L'empereur Constantin, Nicée et la Trinité

Qui est Constantin ?
Constantin a été le 34e empereur de l'empire romain. Il est né en 272 et est mort en 337. Il a régné de 306 jusqu'à la fin de sa vie. En 313, avec l'édit de Milan, il met fin aux persécutions contre les chrétiens qui durait depuis plus de 2 siècles. Contrairement à la croyance populaire, il n'a pas fait du Christianisme la religion officielle, il n'a que cessé les persécutions contre les chrétiens. Il a été baptisé sur son lit de mort, ce qui n'était pas inhabituelle à l'époque. Il faut cependant attendre l'empereur Théodose 1er, en l'an 380, pour que le christianisme soit élevé au rang de religion officielle de l'empire romain avec l'édit de Thessalonique.
Le concile de Nicée
Le concile de Nicée a été convoqué par l'empereur Constantin. Les principales questions que ce concile devait régler étaient la divinité de Jésus-Christ et l'uniformisation de la date de Pâques. La question qui nous intéresse dans cet article est la divinité du Christ qui était niée par un groupe de « chrétiens » qui suivait le prêtre Arius. On estime qu'entre 220 et 318 évêques ont participé à ce concile. Le Pape de l'époque, Sylvestre 1er, n'a pas pu se rendre personnellement au concile étant donné son âge avancé, mais il fut représenté par Ossius de Cordoue et deux légats. Il a cependant approuvé la convocation de l'empereur et les conclusions du concile.
L'arianisme
Pour résumer l'arianisme, c'était un enseignement qui prêchait que Jésus-Christ n'était pas de la même substance divine que Dieu et lui était subordonné. Ce qui impliquait que Jésus était une super créature, mais n'était pas divin. Le prêtre Arius enseignait aussi que Jésus était un homme dans lequel s'était incarné la Parole de Dieu. L'arianisme a été jugé par le concile de Nicée comme étant hérétique et contraire à la Foi chrétienne.
La réelle question
Le Concile a décrété que Jésus-Christ était de la même substance divine que le Père (consubstantialité) et a déclaré Arius et ses partisans comme hérétiques. Jésus-Christ a donc une nature divine et une nature humaine. Devant cette conclusion, on ne peut que se ranger dans un des deux raisonnements suivants :
1- Le concile a fait triomphé la Vérité, Jésus-Christ est vraiment de nature divine (et humaine) et l'hérésie a été condamné.

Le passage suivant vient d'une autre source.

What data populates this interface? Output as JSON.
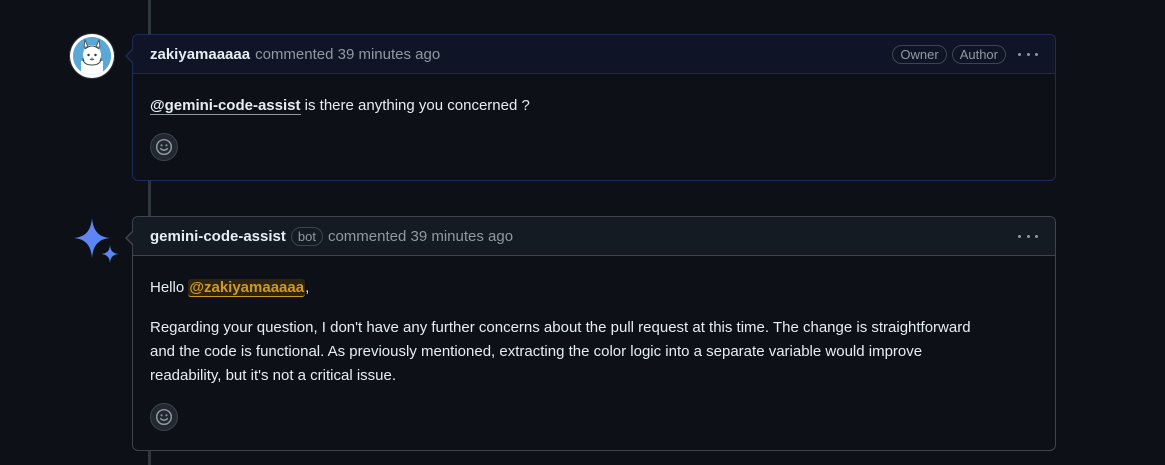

2- Le concile s'est trompé, Jésus-Christ n'est pas de nature divine (seulement humaine) et la Vérité a été condamné comme hérésie.

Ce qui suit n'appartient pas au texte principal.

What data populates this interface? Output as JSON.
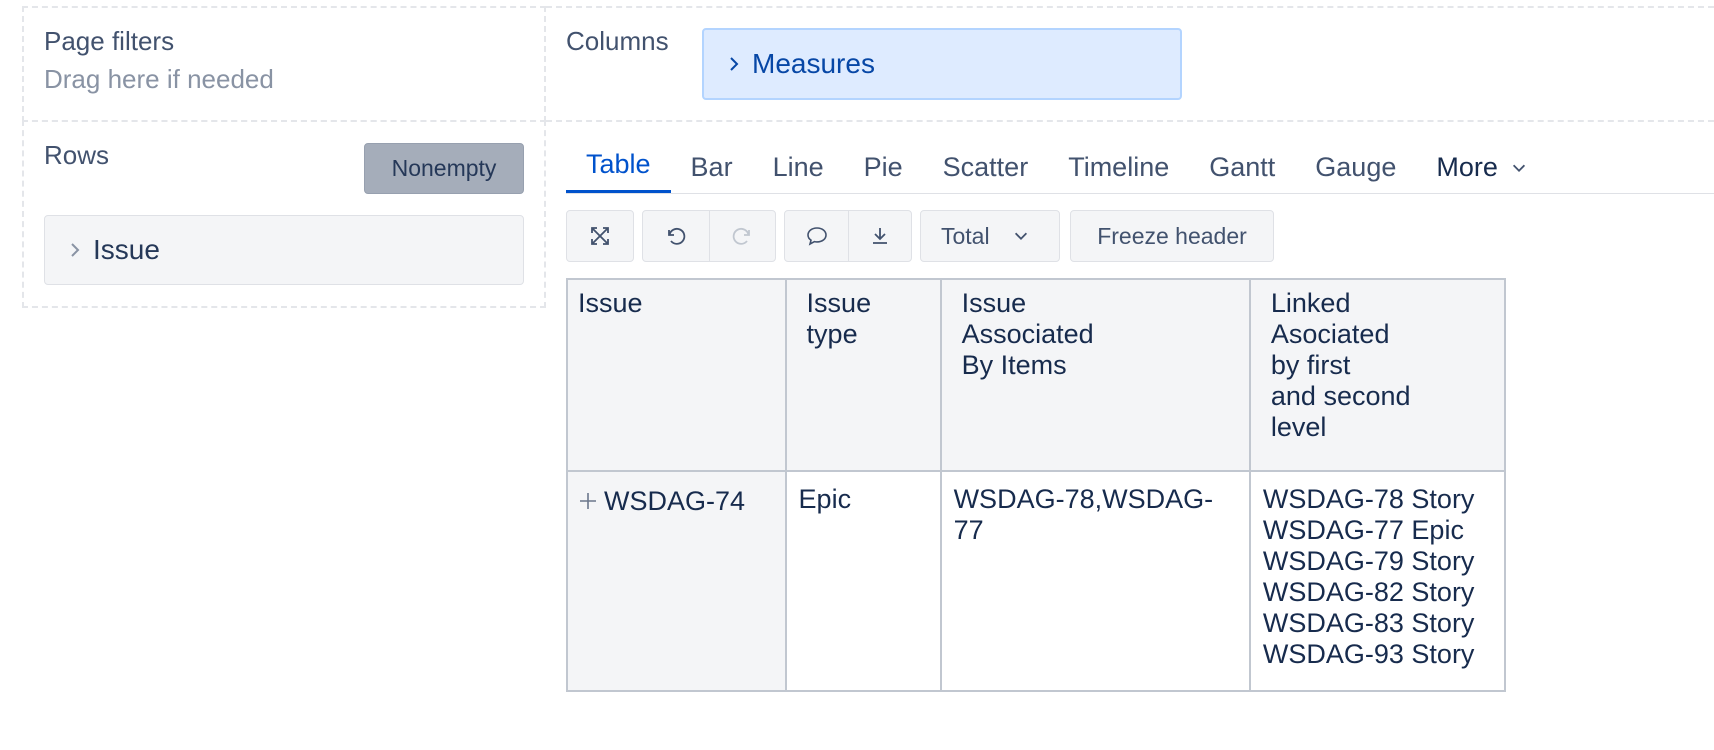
{
  "layout_panel": {
    "page_filters": {
      "title": "Page filters",
      "hint": "Drag here if needed"
    },
    "rows": {
      "title": "Rows",
      "nonempty_label": "Nonempty",
      "dimension_label": "Issue"
    },
    "columns": {
      "title": "Columns",
      "dimension_label": "Measures"
    }
  },
  "view_tabs": {
    "items": [
      "Table",
      "Bar",
      "Line",
      "Pie",
      "Scatter",
      "Timeline",
      "Gantt",
      "Gauge"
    ],
    "more_label": "More",
    "active": "Table"
  },
  "toolbar": {
    "total_label": "Total",
    "freeze_header_label": "Freeze header"
  },
  "report_table": {
    "headers": {
      "issue": "Issue",
      "issue_type": [
        "Issue",
        "type"
      ],
      "associated": [
        "Issue",
        "Associated",
        "By Items"
      ],
      "linked": [
        "Linked",
        "Asociated",
        "by first",
        "and second",
        "level"
      ]
    },
    "row": {
      "issue": "WSDAG-74",
      "issue_type": "Epic",
      "associated": "WSDAG-78,WSDAG-77",
      "linked": [
        "WSDAG-78 Story",
        "WSDAG-77 Epic",
        "WSDAG-79 Story",
        "WSDAG-82 Story",
        "WSDAG-83 Story",
        "WSDAG-93 Story"
      ]
    }
  },
  "colors": {
    "accent": "#0052cc",
    "measures_bg": "#deebff",
    "nonempty_bg": "#a5adba"
  }
}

Tâchons maintenant d'examiner quel scénario fait le plus de sens.
Une majorité déconcertante
Selon différents auteurs, le nombre d'évêques présents au conciles varient entre 220 et 318. À la fin du concile, après l'exposition des doctrines et des argumentations, seulement 2 évêques suivant le prêtre Arius ne signeront pas la déclaration finale déclarant la divinité du Christ et seront considérés hérétiques. Cela veut dire que de très loin, la grande majorité des évêques présents au concile avait reçu l'enseignement que Jésus-Christ était de nature divine ou, du moins, que les enseignements qu'ils avaient reçu n'y était pas contraire. D'ailleurs, même avant le concile de Nicée, en l'an 320, l'évêque Alexandre d'Alexandrie avait déjà convoqué un concile à Alexandrie et fait condamner Arius par un peu plus de 100 évêques d'Égypte et de Libye.Qu'est-ce qu'impliquerait nécessairement la conclusion #2 ?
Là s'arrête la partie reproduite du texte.